A widespread outcry followed defence barrister Elizabeth O’Connell's suggestion that a girl’s underwear could imply consent.

During a trial in Ireland, the barrister asked the jury to consider the underwear worn by a teenager who said she had been raped.

In a final address delivered to the court prior to her 27-year-old client being acquitted of the crime, she said: “Does the evidence out-rule the possibility that she was attracted to the defendant and was open to meeting someone and being with someone? You have to look at the way she was dressed. She was wearing a thong with a lace front.”
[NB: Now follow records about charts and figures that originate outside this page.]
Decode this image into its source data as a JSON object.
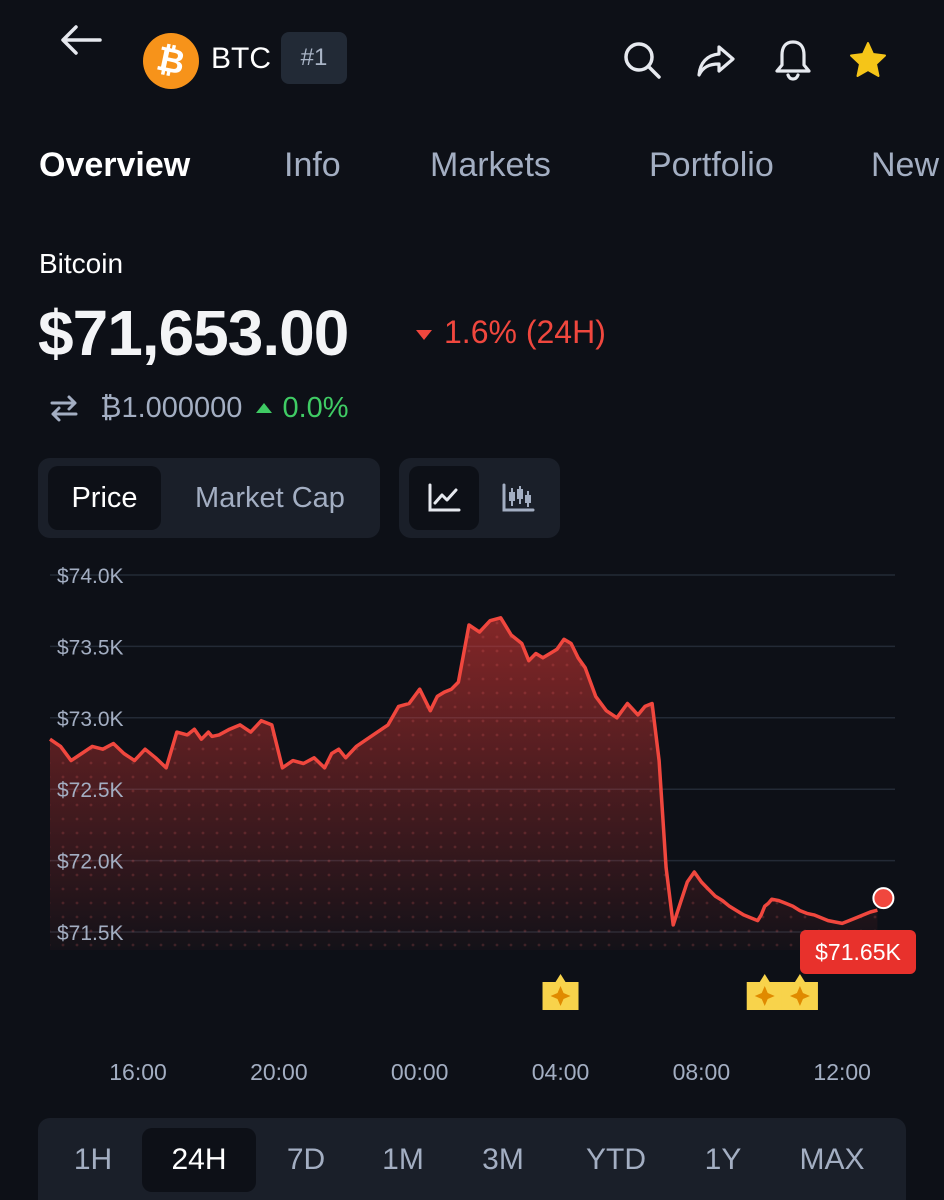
{
  "header": {
    "back_icon": "arrow-left-icon",
    "coin_icon": "bitcoin-logo",
    "ticker": "BTC",
    "rank": "#1",
    "actions": [
      "search-icon",
      "share-icon",
      "bell-icon",
      "star-icon"
    ]
  },
  "tabs": [
    "Overview",
    "Info",
    "Markets",
    "Portfolio",
    "New"
  ],
  "active_tab": "Overview",
  "coin": {
    "name": "Bitcoin",
    "price": "$71,653.00",
    "change": "1.6% (24H)",
    "btc_value": "₿1.000000",
    "btc_change": "0.0%"
  },
  "chart_toggle": {
    "metrics": [
      "Price",
      "Market Cap"
    ],
    "active_metric": "Price",
    "chart_types": [
      "line-chart-icon",
      "candlestick-icon"
    ],
    "active_chart_type": "line-chart-icon"
  },
  "colors": {
    "negative": "#f0473e",
    "positive": "#3fcb64",
    "background": "#0d1017"
  },
  "chart_data": {
    "type": "area",
    "y_tick_labels": [
      "$74.0K",
      "$73.5K",
      "$73.0K",
      "$72.5K",
      "$72.0K",
      "$71.5K"
    ],
    "y_ticks": [
      74000,
      73500,
      73000,
      72500,
      72000,
      71500
    ],
    "ylim": [
      71450,
      74000
    ],
    "x_tick_labels": [
      "16:00",
      "20:00",
      "00:00",
      "04:00",
      "08:00",
      "12:00"
    ],
    "x_ticks": [
      16,
      20,
      24,
      28,
      32,
      36
    ],
    "xlim": [
      13.5,
      37.5
    ],
    "grid": true,
    "current_label": "$71.65K",
    "series": [
      {
        "x": [
          13.5,
          13.8,
          14.1,
          14.4,
          14.7,
          15.0,
          15.3,
          15.6,
          15.9,
          16.2,
          16.5,
          16.8,
          17.1,
          17.4,
          17.6,
          17.8,
          18.0,
          18.1,
          18.3,
          18.6,
          18.9,
          19.2,
          19.5,
          19.8,
          20.1,
          20.4,
          20.7,
          21.0,
          21.3,
          21.5,
          21.7,
          21.9,
          22.2,
          22.5,
          22.8,
          23.1,
          23.4,
          23.7,
          24.0,
          24.3,
          24.5,
          24.7,
          24.9,
          25.1,
          25.4,
          25.7,
          26.0,
          26.3,
          26.6,
          26.9,
          27.1,
          27.3,
          27.5,
          27.7,
          27.9,
          28.1,
          28.3,
          28.5,
          28.7,
          29.0,
          29.3,
          29.6,
          29.9,
          30.2,
          30.4,
          30.6,
          30.8,
          31.0,
          31.2,
          31.4,
          31.6,
          31.8,
          32.0,
          32.2,
          32.4,
          32.6,
          32.8,
          33.0,
          33.2,
          33.4,
          33.6,
          33.7,
          33.8,
          33.9,
          34.0,
          34.2,
          34.4,
          34.6,
          34.8,
          35.0,
          35.2,
          35.4,
          35.6,
          35.8,
          36.0,
          36.2,
          36.4,
          36.6,
          36.8,
          37.0
        ],
        "values": [
          72850,
          72800,
          72700,
          72750,
          72800,
          72780,
          72820,
          72750,
          72700,
          72780,
          72720,
          72650,
          72900,
          72880,
          72920,
          72850,
          72900,
          72870,
          72880,
          72920,
          72950,
          72900,
          72980,
          72950,
          72650,
          72700,
          72680,
          72720,
          72650,
          72750,
          72780,
          72720,
          72800,
          72850,
          72900,
          72950,
          73080,
          73100,
          73200,
          73050,
          73150,
          73180,
          73200,
          73250,
          73650,
          73600,
          73680,
          73700,
          73580,
          73520,
          73400,
          73450,
          73420,
          73450,
          73480,
          73550,
          73520,
          73420,
          73350,
          73150,
          73050,
          73000,
          73100,
          73020,
          73080,
          73100,
          72700,
          71950,
          71550,
          71700,
          71850,
          71920,
          71850,
          71800,
          71750,
          71720,
          71680,
          71650,
          71620,
          71600,
          71580,
          71620,
          71680,
          71700,
          71730,
          71720,
          71700,
          71680,
          71650,
          71630,
          71620,
          71600,
          71580,
          71570,
          71560,
          71580,
          71600,
          71620,
          71640,
          71653
        ]
      }
    ],
    "event_markers_x": [
      28.0,
      33.8,
      34.8
    ]
  },
  "timeframes": [
    "1H",
    "24H",
    "7D",
    "1M",
    "3M",
    "YTD",
    "1Y",
    "MAX"
  ],
  "active_timeframe": "24H"
}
It should be absolutely astonishing that such an argument remains admissible, that it has not yet been rendered obsolete through years of impassioned campaigning and common sense. But it’s just another high profile example of the kind of victim blaming and woman shaming behaviour that reverberates through the justice system and society more widely.

It speaks of an attitude to women and to sex that is outdated, sexist and that contains within it echoes of every hideous assumption that has tied sexual assault to notions of female agency for centuries.
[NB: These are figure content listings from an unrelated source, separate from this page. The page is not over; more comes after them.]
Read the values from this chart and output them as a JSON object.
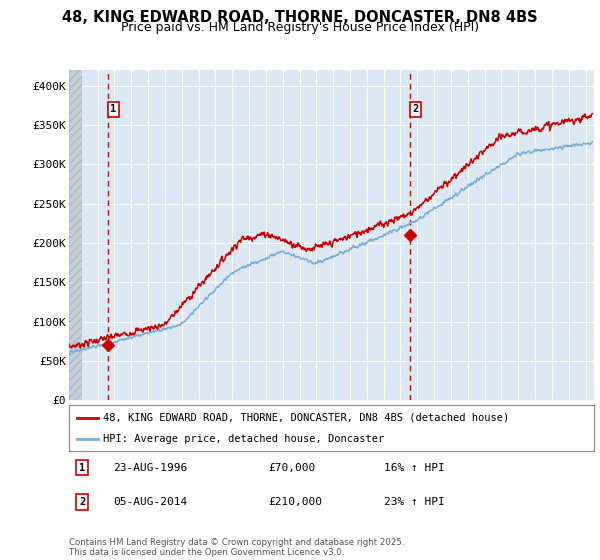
{
  "title": "48, KING EDWARD ROAD, THORNE, DONCASTER, DN8 4BS",
  "subtitle": "Price paid vs. HM Land Registry's House Price Index (HPI)",
  "xlim": [
    1994.3,
    2025.5
  ],
  "ylim": [
    0,
    420000
  ],
  "yticks": [
    0,
    50000,
    100000,
    150000,
    200000,
    250000,
    300000,
    350000,
    400000
  ],
  "ytick_labels": [
    "£0",
    "£50K",
    "£100K",
    "£150K",
    "£200K",
    "£250K",
    "£300K",
    "£350K",
    "£400K"
  ],
  "sale1_date": 1996.64,
  "sale1_price": 70000,
  "sale1_label": "1",
  "sale1_text": "23-AUG-1996",
  "sale1_amount": "£70,000",
  "sale1_hpi": "16% ↑ HPI",
  "sale2_date": 2014.59,
  "sale2_price": 210000,
  "sale2_label": "2",
  "sale2_text": "05-AUG-2014",
  "sale2_amount": "£210,000",
  "sale2_hpi": "23% ↑ HPI",
  "red_line_color": "#cc0000",
  "blue_line_color": "#7aadd4",
  "background_color": "#ffffff",
  "plot_bg_color": "#dce9f5",
  "grid_color": "#ffffff",
  "legend_line1": "48, KING EDWARD ROAD, THORNE, DONCASTER, DN8 4BS (detached house)",
  "legend_line2": "HPI: Average price, detached house, Doncaster",
  "footnote": "Contains HM Land Registry data © Crown copyright and database right 2025.\nThis data is licensed under the Open Government Licence v3.0.",
  "title_fontsize": 10.5,
  "subtitle_fontsize": 9
}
A reminder for those who have somehow forgotten or remain resistant to this, be you barrister, dinosaur or other – the way that a woman dresses, conducts herself sexually or otherwise behaves does not exclude her from being raped or assaulted, does not mean she was “asking for it”. A dress is not a yes, as the saying goes, and a thong is not an invitation.
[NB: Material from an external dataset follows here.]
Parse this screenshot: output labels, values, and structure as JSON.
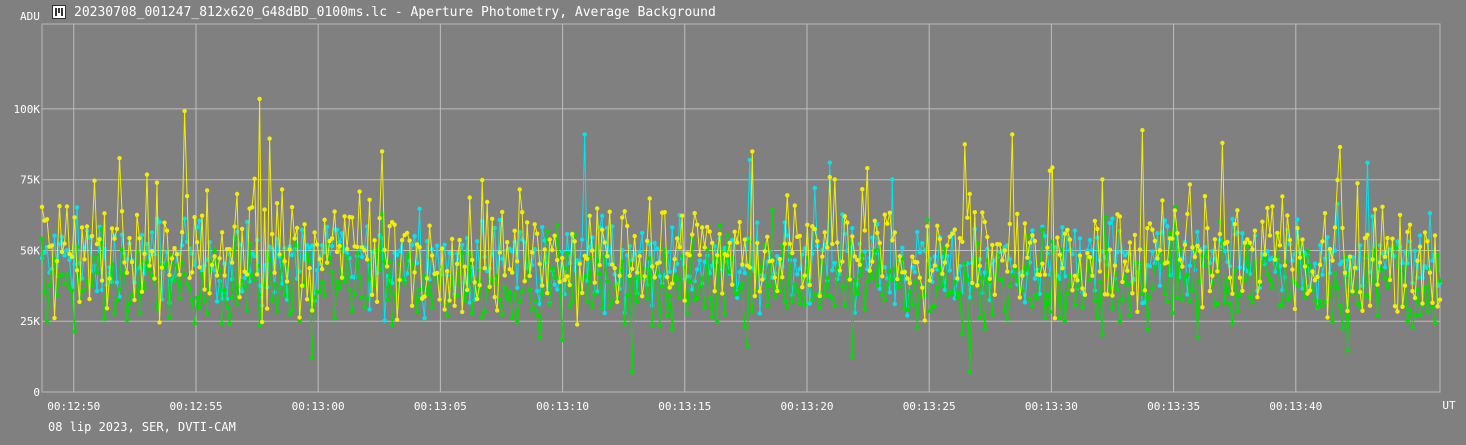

What would our society – the one, by the way, in which both the fully covered woman and the scantily-clad face condemnation - have us wear, should we wish to avoid pernicious assumptions in the courtroom and the columns? Chastity belts may still have a place in some of the more niche clubs but they don’t look great under a pencil skirt.

Experience tells me that by this point in my column, there will be some desperate to ask why I'm not speaking about this issue as it pertains to men. For clarity, and to highlight my point further, I don't speak about men here because what they wear when they are raped thankfully appears to be an irrelevance. I may be wrong but I simply don’t recall a single rape trial in which a pair of tight Calvins were waved at the jury as evidence of a man’s alluring behaviour.

A recent exhibition in Belgium displayed clothing that fitted the description of what victims wore when they were attacked, from pyjamas to tracksuit bottoms and t-shirts. Titled ‘Is It My Fault?’, it absolutely underlined the answer to its own question – no. It is not - is never - a victim’s fault that they were raped.

I don’t care if they changed their mind at the heart of an enthusiastic ten-person orgy in a footballer’s hotel room, were walking down an alley on their own, carrying out sex work or dressed from head to foot in Ann Summers’ skimpiest wares – unless she’s asking for it, she’s not asking for it. Consent matters. And, just for any avoidance of doubt, it can be withdrawn at any point.

The ever-looming threat of sexual assault has long been a tool by which female behaviour is traditionally policed. It is not our behaviour that needs to change but the attitudes of those who persist in thinking we had it coming.